Doch die Nanking Schih
Beherbergte er nicht.
Der König der Meere
Kommt eilends herbei,
Wenn er zu wenig goldene Betten hat
Zu den Nanking Wang.
Die Nanking Hsüe
Die sind so reich!
Wer ihr Geld zählt
Braucht einen ganzen Tag ...[17]

Tschiang Tsching begleitete ihren Monolog über den Roman durch temperamentvolle Handbewegungen. Die Hitze des späten Abends war mörderisch. Einmal - sie unterbrach dabei ihre Ausführungen nicht - nahm sie ein weißes Frottéetuch vom Tisch und band es sich fest um den Kopf. Einige Sekunden drückte sie es fest an den Kopf, um die Schweißtropfen aufzusaugen. Dann band sie es wieder ab, legte es weg und fuhr sich durch die Haare.

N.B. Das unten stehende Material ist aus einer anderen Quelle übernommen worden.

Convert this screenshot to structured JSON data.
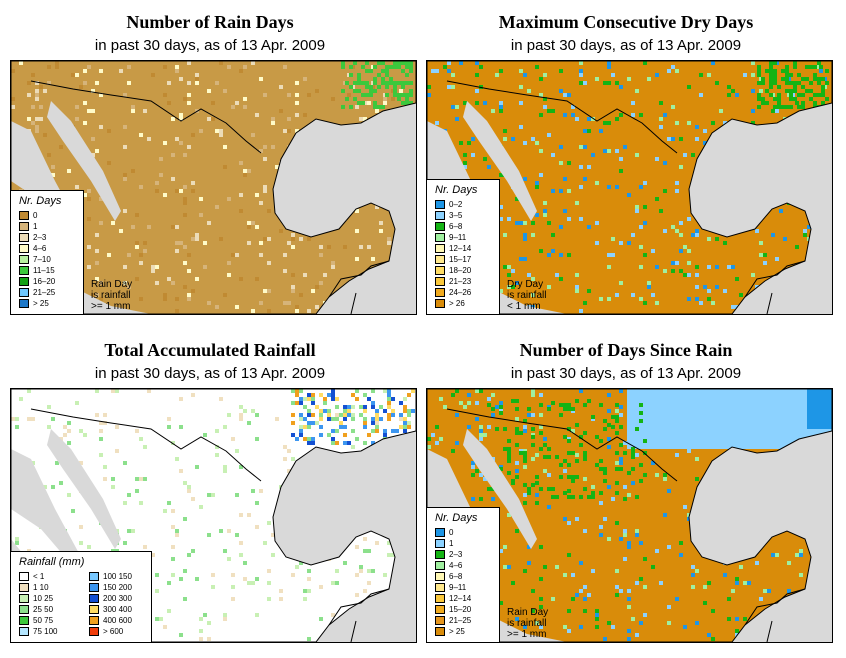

Zu anderen Zeiten (während sie sprach oder am Mittagstisch saß) fuhr sie sich rasch mit ihrem grün-weißen Plastikkamm durch das Haar. »Ich trage die Haare gern kurz geschnitten - dann wird mir nicht so heiß«, erklärte sie heiter, wenn auch mit entschuldigendem Unterton (worauf ich mich fragte, ob sie dabei wohl an die Pagenfrisur oder an die Korkenzieherlocken dachte, die sie in ihrer glanzvolleren Schanghai-Zeit bevorzugt hatte).
Bei Tisch rezitierte sie lange Passagen aus Gedichten, unterbrach sich und machte persönliche Bemerkungen zu dem Dienstmädchen, das unser Essen auftrug. Gedankenverloren nahm Tschiang Tsching einmal eine große weiße Leinenserviette vom Schoß, band zwei Zipfel hinter dem Nacken zusammen und klemmte die beiden anderen unter ihren Teller, wodurch sie zwischen ihrem Kinn und dem Tisch eine schiefe Ebene herstellte. Ohne ein Lätzchen, sagte sie lachend, sähen ihre Kleider bald so schmutzig aus wie die eines Babys.

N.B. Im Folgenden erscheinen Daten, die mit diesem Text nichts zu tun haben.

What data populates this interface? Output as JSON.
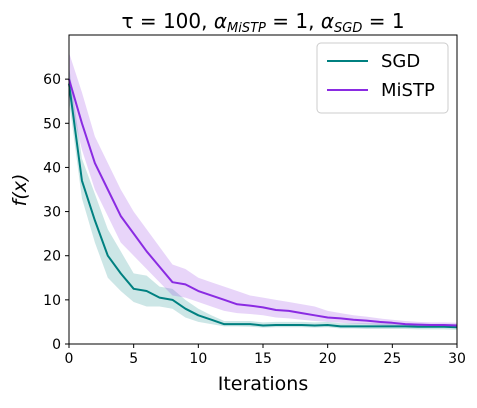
{
  "colors": {
    "sgd": "#008080",
    "mistp": "#8a2be2"
  },
  "chart_data": {
    "type": "line",
    "title": "τ = 100, α_MiSTP = 1, α_SGD = 1",
    "title_parts": {
      "tau": "τ = 100, ",
      "alpha": "α",
      "mistp_sub": "MiSTP",
      "mistp_val": " = 1, ",
      "sgd_sub": "SGD",
      "sgd_val": " = 1"
    },
    "xlabel": "Iterations",
    "ylabel": "f(x)",
    "xlim": [
      0,
      30
    ],
    "ylim": [
      0,
      70
    ],
    "xticks": [
      0,
      5,
      10,
      15,
      20,
      25,
      30
    ],
    "yticks": [
      0,
      10,
      20,
      30,
      40,
      50,
      60
    ],
    "xtick_labels": [
      "0",
      "5",
      "10",
      "15",
      "20",
      "25",
      "30"
    ],
    "ytick_labels": [
      "0",
      "10",
      "20",
      "30",
      "40",
      "50",
      "60"
    ],
    "grid": false,
    "legend_position": "top-right",
    "x": [
      0,
      1,
      2,
      3,
      4,
      5,
      6,
      7,
      8,
      9,
      10,
      11,
      12,
      13,
      14,
      15,
      16,
      17,
      18,
      19,
      20,
      21,
      22,
      23,
      24,
      25,
      26,
      27,
      28,
      29,
      30
    ],
    "series": [
      {
        "name": "SGD",
        "color": "#008080",
        "values": [
          59,
          37,
          28,
          20,
          16,
          12.5,
          12,
          10.5,
          10,
          8,
          6.5,
          5.5,
          4.5,
          4.5,
          4.5,
          4.2,
          4.3,
          4.3,
          4.3,
          4.2,
          4.3,
          4.0,
          4.0,
          4.0,
          4.0,
          4.0,
          4.0,
          3.9,
          3.9,
          3.9,
          3.8
        ],
        "upper": [
          63,
          42,
          34,
          26,
          21,
          16,
          15.5,
          13,
          12.5,
          10,
          8,
          6.5,
          5.2,
          5.2,
          5.2,
          4.9,
          5.0,
          5.0,
          5.0,
          4.9,
          5.0,
          4.7,
          4.7,
          4.7,
          4.7,
          4.6,
          4.6,
          4.6,
          4.5,
          4.5,
          4.5
        ],
        "lower": [
          55,
          33,
          23,
          15,
          12,
          9.5,
          8.5,
          8.5,
          8,
          6,
          5,
          4.5,
          4.0,
          4.0,
          3.9,
          3.7,
          3.8,
          3.8,
          3.8,
          3.7,
          3.8,
          3.5,
          3.5,
          3.4,
          3.4,
          3.4,
          3.4,
          3.3,
          3.3,
          3.3,
          3.2
        ]
      },
      {
        "name": "MiSTP",
        "color": "#8a2be2",
        "values": [
          60,
          50,
          41,
          35,
          29,
          25,
          21,
          17.5,
          14,
          13.5,
          12,
          11,
          10,
          9,
          8.7,
          8.3,
          7.7,
          7.5,
          7,
          6.5,
          6,
          5.8,
          5.5,
          5.3,
          5,
          4.8,
          4.5,
          4.4,
          4.3,
          4.3,
          4.2
        ],
        "upper": [
          66,
          57,
          47,
          41,
          35,
          30,
          26,
          22,
          18,
          17,
          15,
          14,
          13,
          12,
          11,
          10.5,
          10,
          9.5,
          9,
          8.5,
          7.5,
          7,
          6.5,
          6.2,
          5.8,
          5.5,
          5.2,
          5.0,
          4.9,
          4.9,
          4.8
        ],
        "lower": [
          56,
          44,
          35,
          29,
          23,
          20,
          17,
          14,
          11,
          10.5,
          9.5,
          8.5,
          7.5,
          7,
          6.8,
          6.5,
          6,
          5.8,
          5.5,
          5.2,
          5,
          4.8,
          4.6,
          4.5,
          4.3,
          4.2,
          4.0,
          3.9,
          3.8,
          3.8,
          3.7
        ]
      }
    ]
  }
}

Die stundenlange konzentrierte Unterhaltung über die elegante, auf Äußerlichkeiten ausgerichtete Welt des »Traums der roten Kammer« schien ihre weibliche Eitelkeit zu wecken. Einmal machte sie über die Schulter hinweg eine Kopfbewegung zu einer Begleitperson, die ihr daraufhin sofort eine große längliche Pappschachtel brachte. Wie ein Schulmädchen kichernd, hob Tschiang Tsching den Deckel und holte wie durch Zauberei einen langen schwarzen Faltenrock nach dem anderen heraus.

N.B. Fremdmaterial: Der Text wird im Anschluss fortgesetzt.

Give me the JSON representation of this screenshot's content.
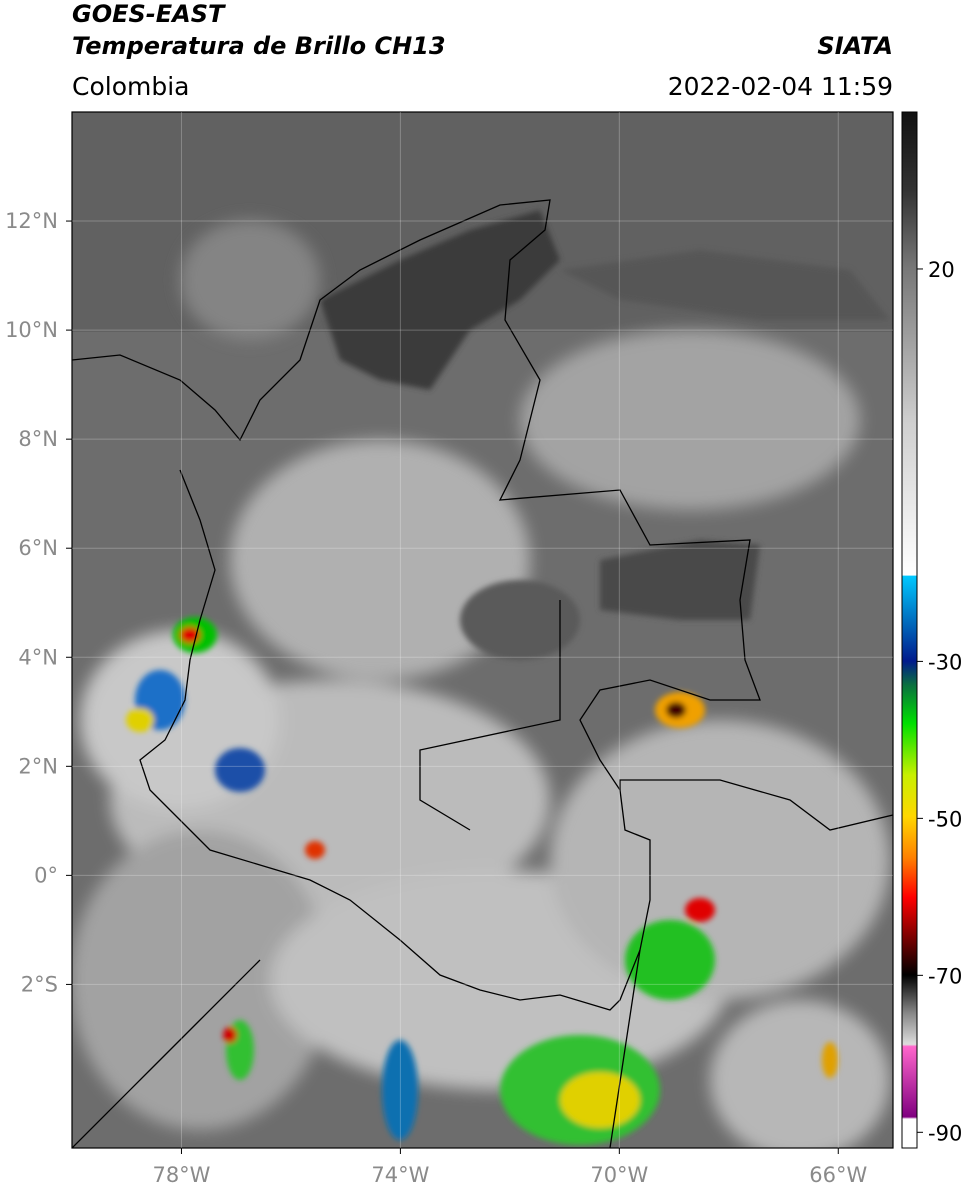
{
  "header": {
    "title": "GOES-EAST",
    "subtitle": "Temperatura de Brillo CH13",
    "region": "Colombia",
    "source": "SIATA",
    "timestamp": "2022-02-04 11:59"
  },
  "map": {
    "xlim": [
      -80,
      -65
    ],
    "ylim": [
      -5,
      14
    ],
    "xticks": [
      {
        "value": -78,
        "label": "78°W"
      },
      {
        "value": -74,
        "label": "74°W"
      },
      {
        "value": -70,
        "label": "70°W"
      },
      {
        "value": -66,
        "label": "66°W"
      }
    ],
    "yticks": [
      {
        "value": 12,
        "label": "12°N"
      },
      {
        "value": 10,
        "label": "10°N"
      },
      {
        "value": 8,
        "label": "8°N"
      },
      {
        "value": 6,
        "label": "6°N"
      },
      {
        "value": 4,
        "label": "4°N"
      },
      {
        "value": 2,
        "label": "2°N"
      },
      {
        "value": 0,
        "label": "0°"
      },
      {
        "value": -2,
        "label": "2°S"
      }
    ],
    "grid": true
  },
  "colorbar": {
    "lim": [
      -92,
      40
    ],
    "ticks": [
      20,
      -30,
      -50,
      -70,
      -90
    ]
  }
}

»Ich liebe Röcke«,[18] verkündete sie, während sie jeder ihrer Begleitpersonen (außer mir) einen reichte. »Vor allem im Sommer sind sie so praktisch.«
Da ich noch nie gesehen hatte, daß solche eindeutig ausländischen Kleidungsstücke im revolutionären China getragen wurden, fragte ich sie, woher diese Röcke stammten.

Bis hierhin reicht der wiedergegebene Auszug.